Nasci em Caxias do Sul, visito seguidamente esta cidade serrana, onde muitos parentes meus ainda moram. E debruço-me sobre o jornal local, “Pioneiro”, sempre que em algum fim de semana por lá aporto. Um nome cujas crônicas sempre aguçaram minha curiosidade é o de Alessandra Rech, faz talvez já uma década. Logo vi que por trás daquele texto densamente poético, criativo e reflexivo como poucos que se veem por aí, Alessandra era uma escritora. E das melhores que temos no sul do país.
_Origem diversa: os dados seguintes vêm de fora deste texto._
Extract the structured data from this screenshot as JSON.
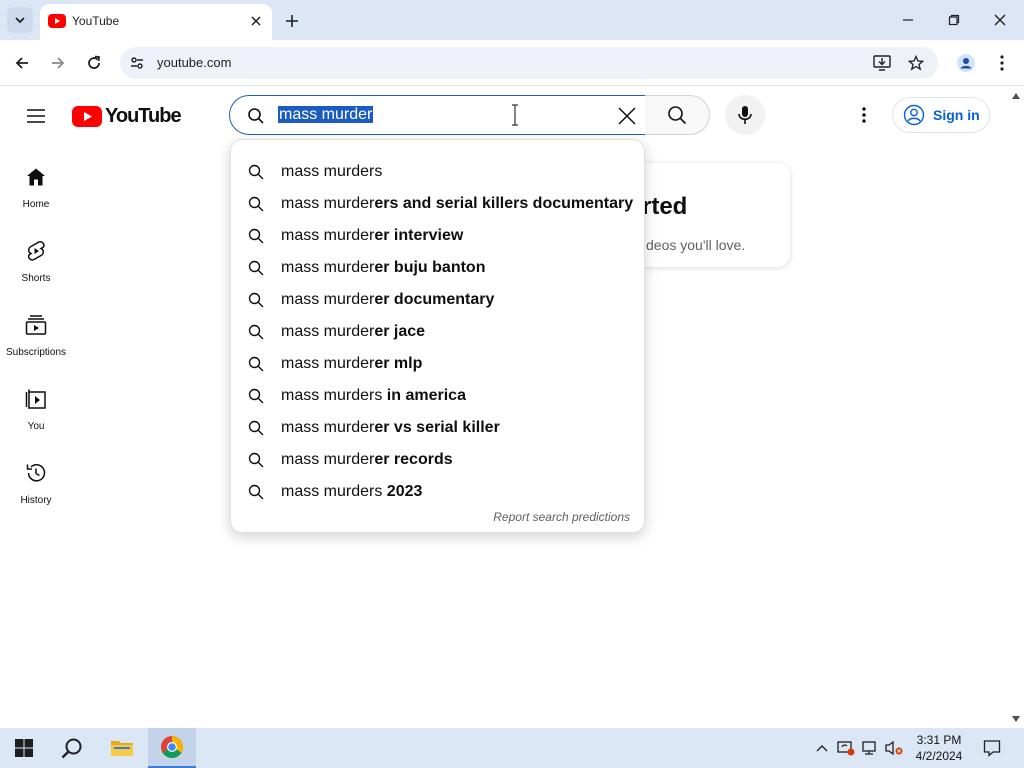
{
  "browser": {
    "tab_title": "YouTube",
    "url": "youtube.com"
  },
  "youtube": {
    "logo_text": "YouTube",
    "search_query": "mass murder",
    "sign_in_label": "Sign in",
    "sidebar": [
      {
        "label": "Home",
        "icon": "home-icon"
      },
      {
        "label": "Shorts",
        "icon": "shorts-icon"
      },
      {
        "label": "Subscriptions",
        "icon": "subscriptions-icon"
      },
      {
        "label": "You",
        "icon": "you-icon"
      },
      {
        "label": "History",
        "icon": "history-icon"
      }
    ],
    "card": {
      "title_fragment": "rted",
      "subtitle_fragment": "deos you'll love."
    },
    "suggestions": [
      {
        "prefix": "mass murders",
        "suffix": ""
      },
      {
        "prefix": "mass murder",
        "suffix": "ers and serial killers documentary"
      },
      {
        "prefix": "mass murder",
        "suffix": "er interview"
      },
      {
        "prefix": "mass murder",
        "suffix": "er buju banton"
      },
      {
        "prefix": "mass murder",
        "suffix": "er documentary"
      },
      {
        "prefix": "mass murder",
        "suffix": "er jace"
      },
      {
        "prefix": "mass murder",
        "suffix": "er mlp"
      },
      {
        "prefix": "mass murders",
        "suffix": " in america"
      },
      {
        "prefix": "mass murder",
        "suffix": "er vs serial killer"
      },
      {
        "prefix": "mass murder",
        "suffix": "er records"
      },
      {
        "prefix": "mass murders",
        "suffix": " 2023"
      }
    ],
    "report_label": "Report search predictions"
  },
  "taskbar": {
    "time": "3:31 PM",
    "date": "4/2/2024"
  },
  "colors": {
    "youtube_red": "#ff0000",
    "link_blue": "#065fd4",
    "selection_blue": "#1a5bc4",
    "chrome_frame": "#dde6f5"
  }
}
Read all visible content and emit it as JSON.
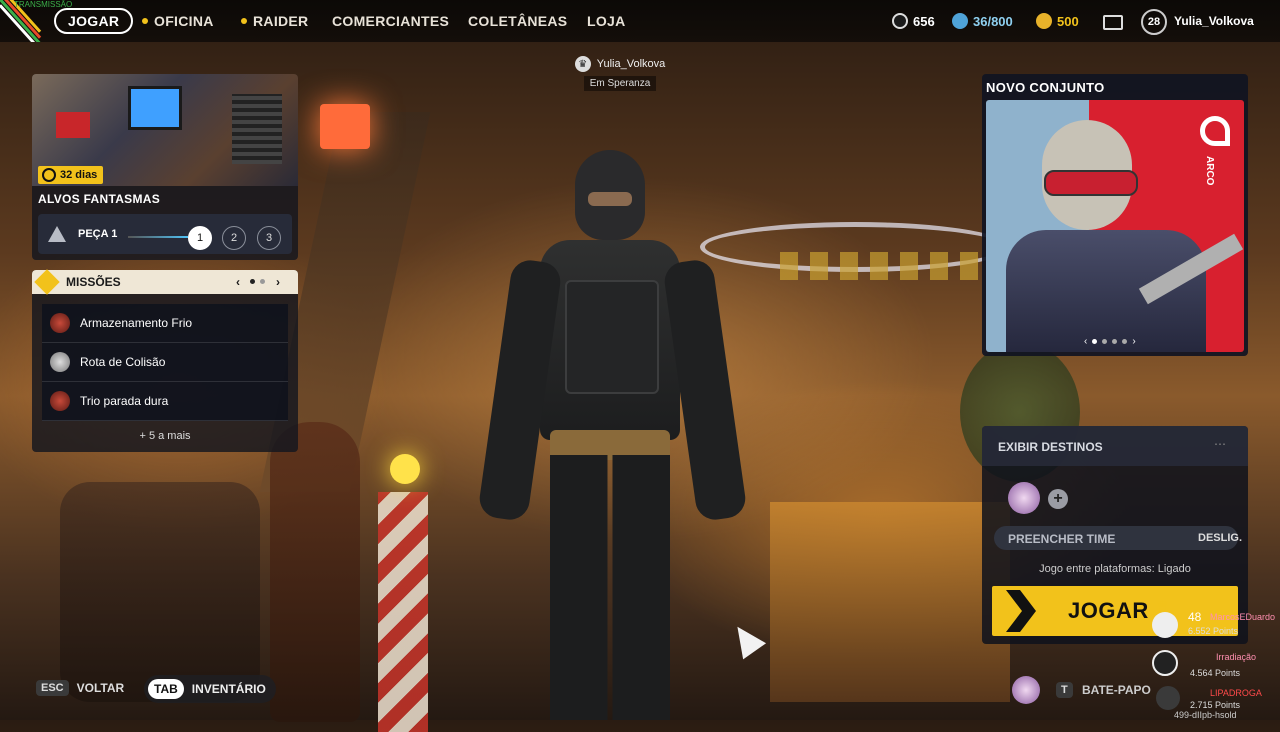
{
  "header": {
    "top_left_text": "TRANSMISSÃO",
    "nav": [
      "JOGAR",
      "OFICINA",
      "RAIDER",
      "COMERCIANTES",
      "COLETÂNEAS",
      "LOJA"
    ],
    "currency": {
      "coins": "656",
      "credits": "36/800",
      "tokens": "500"
    },
    "player": {
      "level": "28",
      "name": "Yulia_Volkova"
    }
  },
  "event": {
    "timer": "32 dias",
    "title": "ALVOS FANTASMAS",
    "piece_label": "PEÇA 1",
    "steps": [
      "1",
      "2",
      "3"
    ],
    "active_step": 1
  },
  "missions": {
    "title": "MISSÕES",
    "items": [
      "Armazenamento Frio",
      "Rota de Colisão",
      "Trio parada dura"
    ],
    "more": "+ 5 a mais"
  },
  "character": {
    "name": "Yulia_Volkova",
    "location": "Em Speranza"
  },
  "promo": {
    "title": "NOVO CONJUNTO",
    "brand": "ARCO"
  },
  "lobby": {
    "destinations_label": "EXIBIR DESTINOS",
    "menu_icon": "more-dots-icon",
    "fill_team_label": "PREENCHER TIME",
    "fill_team_value": "DESLIG.",
    "crossplay": "Jogo entre plataformas: Ligado",
    "play_label": "JOGAR",
    "chat_key": "T",
    "chat_label": "BATE-PAPO"
  },
  "footer": {
    "back_key": "ESC",
    "back_label": "VOLTAR",
    "inventory_key": "TAB",
    "inventory_label": "INVENTÁRIO"
  },
  "stream_overlay": {
    "entries": [
      {
        "rank": "48",
        "name": "MarcosEDuardo",
        "points": "6.552 Points"
      },
      {
        "rank": "",
        "name": "Irradiação",
        "points": "4.564 Points"
      },
      {
        "rank": "",
        "name": "LIPADROGA",
        "points": "2.715 Points"
      }
    ],
    "code": "499-dIIpb-hsold"
  },
  "colors": {
    "accent_yellow": "#f2c21b",
    "panel_dark": "#14161e",
    "promo_red": "#d8202f",
    "promo_blue": "#8fb2cc"
  }
}
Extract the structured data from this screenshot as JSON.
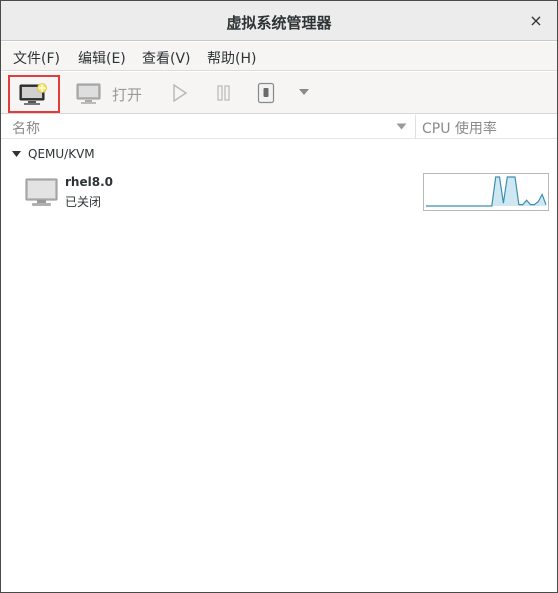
{
  "window": {
    "title": "虚拟系统管理器",
    "close_glyph": "×"
  },
  "menubar": {
    "items": [
      {
        "label": "文件(F)"
      },
      {
        "label": "编辑(E)"
      },
      {
        "label": "查看(V)"
      },
      {
        "label": "帮助(H)"
      }
    ]
  },
  "toolbar": {
    "new_vm_icon": "monitor-new-icon",
    "open_label": "打开",
    "run_icon": "play-icon",
    "pause_icon": "pause-icon",
    "shutdown_icon": "shutdown-icon",
    "dropdown_icon": "chevron-down-icon",
    "highlight_color": "#e03c3c"
  },
  "columns": {
    "name": "名称",
    "cpu": "CPU 使用率"
  },
  "connections": [
    {
      "name": "QEMU/KVM",
      "vms": [
        {
          "name": "rhel8.0",
          "status": "已关闭",
          "cpu_history": [
            0,
            0,
            0,
            0,
            0,
            0,
            0,
            0,
            0,
            0,
            0,
            0,
            0,
            0,
            0,
            0,
            0,
            0,
            1,
            1,
            0.1,
            1,
            1,
            1,
            0.05,
            0.05,
            0.2,
            0.05,
            0.05,
            0.15,
            0.4,
            0.05
          ]
        }
      ]
    }
  ],
  "colors": {
    "graph_line": "#3d8fb0",
    "graph_fill": "#cfe7f1",
    "accent": "#e03c3c"
  }
}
 Comecei a sair no rastro de seus livros. Comecei por um ensaio. Na entrada-das-águas; amor e liberdade em Guimarães Rosa (2010) é uma publicação da Editora da Universidade de Caxias do Sul e trata de um tema espinhoso, a ficção do mineiro João Guimarães Rosa. Contrariando o senso rosiano comum e seguindo o itinerário de suas próprias leituras, Alessandra vai a um conjunto de novelas obscurecidas por Grande sertão: veredas (1956), o romanção enigmático e poemático do ficcionista; este conjunto se reúne no volume Corpo de baile (1956), analisado por Alessandra. Conhecendo-se Rosa e evocando antigas crônicas de Alessandra que saltitam em minha memória, compreende-se a identidade da ensaísta com seu intrincado objeto de estudo. Intrincado que Alessandra sabe destrincar. Primeiramente, ela sabe tratar seu tema com simplicidade, tanto quanto possível (sem superficializar) falar ao pé do ouvido como numa conversa entre amigos, o amigo escritor e o amigo leitor Alessandra nunca mitifica seu assunto que facilmente poderia tender a tal.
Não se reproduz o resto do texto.